Quando o módulo se inicia, cada uma das unidades é disponibilizada separadamente. No módulo estudado, a primeira unidade (Listening to Interviews) ficou disponível durante todo o tempo em que o módulo estava aberto aos alunos, e a segunda unidade (Listening to a Documentary) ficou disponível aproximadamente a partir da metade do tempo do módulo todo, período suficiente para que todas as tarefas propostas fossem realizadas. Depois que a segunda unidade estava disponível, o acesso à primeira não foi limitado porque alguns alunos ainda não a tinham terminado.

Cada unidade foi disponibilizada em sua totalidade, incluindo todas as páginas de conteúdo, todos os exercícios de quizzes e todos os tutoriais ao mesmo tempo. O motivo dessa opção é dar ao aluno total liberdade em relação ao tempo que ele possa escolher para fazer a unidade, acreditando que dentro dessa flexibilidade ele próprio se responsabilize por comparecer regularmente ao curso dividindo seu tempo entre as tarefas e retornando freqüentemente para ler mensagens novas no Bulletin Board, verificar eventos no Calendar, interagir com os colegas conforme proposto, e acompanhar o andamento do curso gradativa e regularmente.

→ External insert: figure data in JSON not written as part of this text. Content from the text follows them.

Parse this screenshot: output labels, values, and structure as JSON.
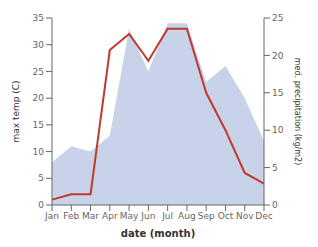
{
  "chart_data": {
    "type": "line",
    "categories": [
      "Jan",
      "Feb",
      "Mar",
      "Apr",
      "May",
      "Jun",
      "Jul",
      "Aug",
      "Sep",
      "Oct",
      "Nov",
      "Dec"
    ],
    "xlabel": "date (month)",
    "ylabel": "max temp (C)",
    "y2label": "med. precipitation (kg/m2)",
    "ylim": [
      0,
      35
    ],
    "yticks": [
      0,
      5,
      10,
      15,
      20,
      25,
      30,
      35
    ],
    "y2lim": [
      0,
      25
    ],
    "y2ticks": [
      0,
      5,
      10,
      15,
      20,
      25
    ],
    "grid": false,
    "series": [
      {
        "type": "area",
        "color": "#aabbdd",
        "values": [
          8,
          11,
          10,
          13,
          33,
          25,
          34,
          34,
          23,
          26,
          20,
          12
        ]
      },
      {
        "type": "line",
        "color": "#c0392b",
        "values": [
          1.0,
          2.0,
          2.0,
          29.0,
          32.0,
          27.0,
          33.0,
          33.0,
          21.0,
          14.0,
          6.0,
          4.0
        ]
      }
    ]
  }
}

Essa dinâmica de trabalho não foi sugerida ao aluno explicitamente, mas foi proposta através das tarefas, de novas atividades que eram incluídas no módulo durante a implementação, e também das mensagens que sugeriam discussão; enfim, no próprio andamento do curso. O curso como um todo não se caracteriza por ser auto-instrucional, o qual o aluno apenas interage com o material e faz tudo sozinho sem precisar participar de atividades em conjunto ou envolver-se com o trabalho de outros participantes. Programas dessa natureza, de acordo com Azevedo, W. (2001:s.p.) são publicações em hipermídia, equivalentes a livros, manuais e apostilas, que podem ser material didático para curso, mas não podem ser confundidos com cursos em si. Nesse sentido, a participação regular do aluno se faz necessária.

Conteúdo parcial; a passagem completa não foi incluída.